Em 1944, Sartre escreveu “A porta
fechada” (ou Entre Quatro Paredes, ou O Quarto fechado; no original, Huis
Clos). Na obra, duas mulheres e um homem, após morrerem, voltam a se encontrar,
agora num espaço fechado. Tinham consciência de suas ações e de que seu destino
era o inferno. Por acreditarem saber o que seria o inferno, esperam pelas dores
e tormentas que os perseguiriam por toda a eternidade. No entanto tais
tormentas não chegam. Ao mesmo tempo, percebem o estorvo que cada um
representava para o outro.
Não podem se matar ... pois já
estão mortos. Não podem fugir dali. No fim, o homem declara que não deveriam
mais esperar pelo inferno ... pois lá já estão! Em suas palavras: “Não há
necessidade de grelhas; o inferno são os outros”.

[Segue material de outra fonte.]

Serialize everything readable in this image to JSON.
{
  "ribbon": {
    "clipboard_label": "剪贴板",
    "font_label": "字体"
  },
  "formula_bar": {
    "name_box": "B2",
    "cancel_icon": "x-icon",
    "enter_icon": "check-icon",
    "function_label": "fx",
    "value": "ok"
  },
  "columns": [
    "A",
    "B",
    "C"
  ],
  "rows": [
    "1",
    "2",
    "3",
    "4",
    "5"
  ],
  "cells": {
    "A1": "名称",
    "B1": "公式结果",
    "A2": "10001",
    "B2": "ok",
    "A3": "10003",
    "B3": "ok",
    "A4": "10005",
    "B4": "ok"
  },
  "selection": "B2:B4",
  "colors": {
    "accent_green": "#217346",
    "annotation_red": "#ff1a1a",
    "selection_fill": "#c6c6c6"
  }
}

Quando o ser-para-si de um encontra
outros homens, produz-se uma inquietação: à semelhança dos protagonistas de
Huis Clos, todos os seres humanos, a partir da perspectiva do ser-para-si, vêem
os outros como seres-em-si – não como sujeito, mas como objeto. Portanto nunca
podemos dizer conhecer outra pessoa.
E como não conhecemos as outras
pessoas, também não nos conhecemos. Até mesmo a opinião de outras pessoas
influi na visão que temos de nós mesmos.
A independência do indivíduo só é
alcançada quando este alcança a autenticidade. Poderá então encontrar-se
livrement com outras pessoas, sem que mude sua identidade a respeito de si
mesmo. O êxito dessa convivência ocorre quando todos buscam sua autenticidade.
Para isso. O indivíduo deve deixar um espaço aberto, livre para o outro. Foi o
que Sartre e Beauvoir buscavam em seu relacionamento. Tiveram algum sucesso,
por certo.
Ah! No fim da peça, após algumas tentativas
de escapar, abre-se uma porta. Mas em vez de escaparem, optam por ficar naquele
espaço, permanecendo na sua existência.